Nach US-Arbeitsdaten

„Vergesst Zinssenkungen“

Die US-Unternehmen haben im Dezember deutlich mehr Stellen geschaffen als erwartet. Auch die beiden Vormonate wurden nach oben revidiert. Händler ziehen daraus einen Schluss: „Vergesst Zinssenkungen.“

WASHINGTON. Wie das US-Arbeitsministerium am Freitag berichtete, stieg die Zahl der Beschäftigten außerhalb der Landwirtschaft um 167 000, während Volkswirte lediglich einen Stellenzuwachs um 118 000 erwartet hatten. Zugleich wurden die Angaben für die beiden Vormonat nach oben korrigiert. Für November wird nun ein Plus von 154 000 Jobs gemeldet, nachdem der Zuwachs zunächst auf 132 000 beziffert worden war. Für den Oktober wurde die Zahl auf 86 000 von zuvor 79 000 nach oben revidiert.

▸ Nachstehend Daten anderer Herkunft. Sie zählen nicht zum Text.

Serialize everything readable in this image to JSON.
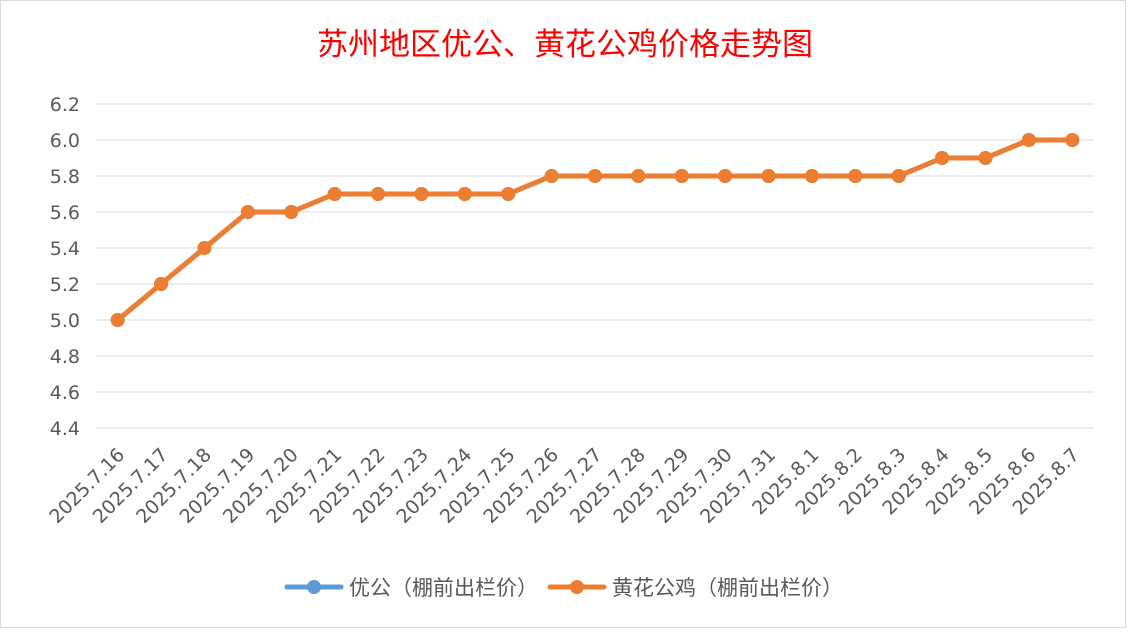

Die bei einer separaten Erhebung ermittelte Arbeitslosenquote belief sich im Dezember auf 4,5%, Ökonomen hatten eine Quote von 4,6% erwartet. Im Vormonat hatte die Quote ebenfalls 4,5% betragen. Die durchschnittlichen Stundenlöhne stiegen den weiteren Angaben zufolge um 0,5% bzw. 0,08 US-Dollar auf 17,04 US-Dollar. Die durchschnittliche Wochenarbeitszeit verharrte im Vergleich zum Vormonat bei 33,9 Stunden.

»  Kommentar: US-Wirtschaft stärker als gedacht

Die Händler am Aktienmarkt gaben sich überrascht von den ausserordentlich starken Daten. „Und dazu der kräftige Anstieg der Stundenlöhne“, sagte ein Händler mit Verweis auf die 8 US-Cent mehr je Arbeitsstunde. Dies zeige den Lohndruck und Inflation. „Das mit den Zinssenkungen können die USA erstmal vergessen." Die Renten-Futures und Treasurys reagieren darauf mit scharfen Abgaben.